Ils ont donc arrêté leur train et exploré soigneusement la voie. Sans
rien trouver. Le train suivant, averti de l'incident, a fait le trajet à
toute petite vitesse pour tenter d'apercevoir quelque chose. Rien. Et puis
entre 4 heures du matin et 18h30, heure à laquelle le corps a été découvert,
70 convois sont passés sans rien signaler. Alors que dans le même train
de 18h30, il s'est trouvé deux voyageurs pour voir le corps de François,
bien en évidence sur le ballast.
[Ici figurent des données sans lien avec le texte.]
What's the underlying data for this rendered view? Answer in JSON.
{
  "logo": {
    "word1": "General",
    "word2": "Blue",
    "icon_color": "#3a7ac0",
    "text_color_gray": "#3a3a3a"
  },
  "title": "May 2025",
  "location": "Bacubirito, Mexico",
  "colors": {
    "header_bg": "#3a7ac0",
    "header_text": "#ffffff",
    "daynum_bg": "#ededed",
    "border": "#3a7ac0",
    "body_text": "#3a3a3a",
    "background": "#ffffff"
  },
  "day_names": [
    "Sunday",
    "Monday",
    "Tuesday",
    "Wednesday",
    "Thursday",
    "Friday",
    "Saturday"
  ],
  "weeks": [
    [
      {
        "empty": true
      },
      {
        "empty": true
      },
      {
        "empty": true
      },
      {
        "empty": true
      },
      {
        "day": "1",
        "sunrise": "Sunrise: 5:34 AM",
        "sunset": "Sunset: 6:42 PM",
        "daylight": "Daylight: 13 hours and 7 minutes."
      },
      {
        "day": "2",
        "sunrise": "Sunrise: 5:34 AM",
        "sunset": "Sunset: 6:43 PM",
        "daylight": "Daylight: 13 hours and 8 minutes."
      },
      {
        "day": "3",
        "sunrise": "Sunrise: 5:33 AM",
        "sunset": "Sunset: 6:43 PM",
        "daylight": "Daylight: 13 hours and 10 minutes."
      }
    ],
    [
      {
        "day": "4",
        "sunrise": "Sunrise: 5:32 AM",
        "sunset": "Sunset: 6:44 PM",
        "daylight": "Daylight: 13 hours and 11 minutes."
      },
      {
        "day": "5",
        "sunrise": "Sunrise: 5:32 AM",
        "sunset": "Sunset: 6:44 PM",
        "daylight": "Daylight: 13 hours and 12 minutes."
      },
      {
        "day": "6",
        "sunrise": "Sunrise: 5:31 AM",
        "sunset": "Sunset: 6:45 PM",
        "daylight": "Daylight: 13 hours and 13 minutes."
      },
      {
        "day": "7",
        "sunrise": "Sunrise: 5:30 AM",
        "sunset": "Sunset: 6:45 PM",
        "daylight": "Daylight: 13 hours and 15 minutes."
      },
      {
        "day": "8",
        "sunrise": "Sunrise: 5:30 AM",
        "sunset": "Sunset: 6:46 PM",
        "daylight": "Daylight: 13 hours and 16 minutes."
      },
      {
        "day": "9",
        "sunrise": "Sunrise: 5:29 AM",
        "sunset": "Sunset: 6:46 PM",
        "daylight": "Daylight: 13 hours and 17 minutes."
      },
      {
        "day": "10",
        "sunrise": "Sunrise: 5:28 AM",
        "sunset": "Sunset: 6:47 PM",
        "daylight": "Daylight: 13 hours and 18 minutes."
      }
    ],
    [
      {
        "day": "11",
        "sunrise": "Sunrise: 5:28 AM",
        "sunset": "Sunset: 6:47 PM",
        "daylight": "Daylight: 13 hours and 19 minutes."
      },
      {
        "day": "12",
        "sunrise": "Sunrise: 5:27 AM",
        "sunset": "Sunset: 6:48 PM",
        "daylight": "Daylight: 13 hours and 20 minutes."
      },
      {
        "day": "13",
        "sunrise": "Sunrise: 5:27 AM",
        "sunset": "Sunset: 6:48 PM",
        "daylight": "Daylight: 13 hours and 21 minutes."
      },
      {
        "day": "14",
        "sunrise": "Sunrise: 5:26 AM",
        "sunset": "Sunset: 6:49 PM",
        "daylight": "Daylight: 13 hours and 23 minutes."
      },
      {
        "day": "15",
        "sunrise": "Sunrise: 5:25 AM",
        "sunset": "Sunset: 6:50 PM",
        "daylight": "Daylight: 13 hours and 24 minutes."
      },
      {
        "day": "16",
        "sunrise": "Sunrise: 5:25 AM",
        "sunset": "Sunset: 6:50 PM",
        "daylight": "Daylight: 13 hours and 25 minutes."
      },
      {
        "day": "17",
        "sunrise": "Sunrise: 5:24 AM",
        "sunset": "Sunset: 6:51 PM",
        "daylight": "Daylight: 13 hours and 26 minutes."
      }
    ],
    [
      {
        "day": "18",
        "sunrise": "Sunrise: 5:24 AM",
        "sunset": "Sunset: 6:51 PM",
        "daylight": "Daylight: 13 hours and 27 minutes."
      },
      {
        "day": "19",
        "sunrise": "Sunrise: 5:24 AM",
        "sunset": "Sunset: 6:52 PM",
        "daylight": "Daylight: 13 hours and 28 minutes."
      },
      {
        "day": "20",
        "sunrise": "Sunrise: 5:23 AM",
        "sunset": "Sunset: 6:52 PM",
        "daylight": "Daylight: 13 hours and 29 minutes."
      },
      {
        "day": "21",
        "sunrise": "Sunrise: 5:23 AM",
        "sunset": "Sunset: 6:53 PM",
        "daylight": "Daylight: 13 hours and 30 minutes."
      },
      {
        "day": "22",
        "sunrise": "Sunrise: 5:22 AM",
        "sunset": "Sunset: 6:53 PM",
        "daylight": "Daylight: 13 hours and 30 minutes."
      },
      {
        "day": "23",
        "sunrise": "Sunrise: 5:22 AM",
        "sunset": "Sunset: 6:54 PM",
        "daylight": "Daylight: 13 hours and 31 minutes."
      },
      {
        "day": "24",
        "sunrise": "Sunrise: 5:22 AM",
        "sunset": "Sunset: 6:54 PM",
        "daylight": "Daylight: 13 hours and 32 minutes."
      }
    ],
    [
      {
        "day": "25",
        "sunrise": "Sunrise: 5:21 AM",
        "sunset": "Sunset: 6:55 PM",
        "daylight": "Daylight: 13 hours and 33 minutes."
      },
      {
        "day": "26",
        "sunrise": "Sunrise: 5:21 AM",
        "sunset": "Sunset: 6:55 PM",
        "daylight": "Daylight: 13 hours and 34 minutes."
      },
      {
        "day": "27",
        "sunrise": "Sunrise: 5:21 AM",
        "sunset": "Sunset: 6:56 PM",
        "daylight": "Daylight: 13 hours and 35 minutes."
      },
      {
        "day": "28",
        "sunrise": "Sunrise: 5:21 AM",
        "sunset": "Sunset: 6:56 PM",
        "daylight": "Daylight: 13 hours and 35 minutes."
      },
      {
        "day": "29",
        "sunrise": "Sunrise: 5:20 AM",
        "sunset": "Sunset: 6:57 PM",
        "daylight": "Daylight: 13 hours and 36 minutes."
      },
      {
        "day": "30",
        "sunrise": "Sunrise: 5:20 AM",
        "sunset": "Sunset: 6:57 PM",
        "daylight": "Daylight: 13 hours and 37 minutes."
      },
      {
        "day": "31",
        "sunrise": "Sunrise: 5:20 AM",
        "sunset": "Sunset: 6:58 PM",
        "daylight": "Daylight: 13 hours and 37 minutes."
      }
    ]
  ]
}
Pourquoi tous les autres voyageurs, tous
les autres conducteurs ont-ils été frappés de cécité ? Mystère. A
moins que le corps n'ait été déposé que tard dans l'après-midi sur le
ballast. Pourquoi n'a-t-on pas cherché un témoin qui aurait pu voir François
dans son train de nuit ? Inutile, voyons, puisqu'on vous dit qu'il s'est
suicidé... Mais si l'on pense qu'il y a eu meurtre, il faut trouver un
mobile. Or, à tort ou à raison, les parents de François en ont découvert
un. Selon eux, tout serait lié aux petits trafics de drogue qui
tournaient autour du lycée de Montgeron. Par exemple, qui était ce mystérieux
« Goofy », disparu quand François et ses camarades se faisaient pincer
en train de fumer de l'herbe dans l'enceinte du lycée ? Un dealer. On le
découvrira un an plus tard sans que cela réveille l'enquête. Pas plus
que les policiers ne réagiront lorsque les parents de François
retrouveront dans sa chambre un papier où l'on parlait des conditions de
livraison de 10 kilos de cannabis, ce qui n'avait plus rien à voir avec
un trafic de cour de récréation. François avait donc connaissance de
trafics importants. A-t-on eu peur qu'il parle ? La piste n'a pas été
suivie. Autre question, concernant cette fois le lycée. Pourquoi le
proviseur, qui partait en retraite cette année-là, n'a-t-il rien voulu
dire aux parents de François sur ce qui s'était passé dans l'enceinte
de son établissement ? Pourquoi le compte-rendu de la commission interne,
qui avait entendu François et ses camarades après leur histoire de
cannabis, a-t-il disparu alors que tous les autres sont disponibles dans
les archives du lycée ? A toutes ces questions les parents de François
ont voulu obtenir des réponses. En vain. L'Education nationale a défendu
avec vigueur son administration, et un inspecteur de la vie scolaire a rédigé
un rapport où il décrit des parents « égarés par la douleur ». En
revanche, du côté de la justice, quelque chose vient de bouger après
deux ans d'immobilisme. Peut-être parce que les parents de François sont
de sacrés emmerdeurs qui ont créé une association le Comité François
, un site internet (1), lancé des pétitions qui ont réuni des
centaines de signatures. Ils viennent d'apprendre que le dossier, qui était
clos, va être transmis à la chambre d'accusation. Un espoir ténu
d'obtenir enfin des réponses aux questions qui les taraudent.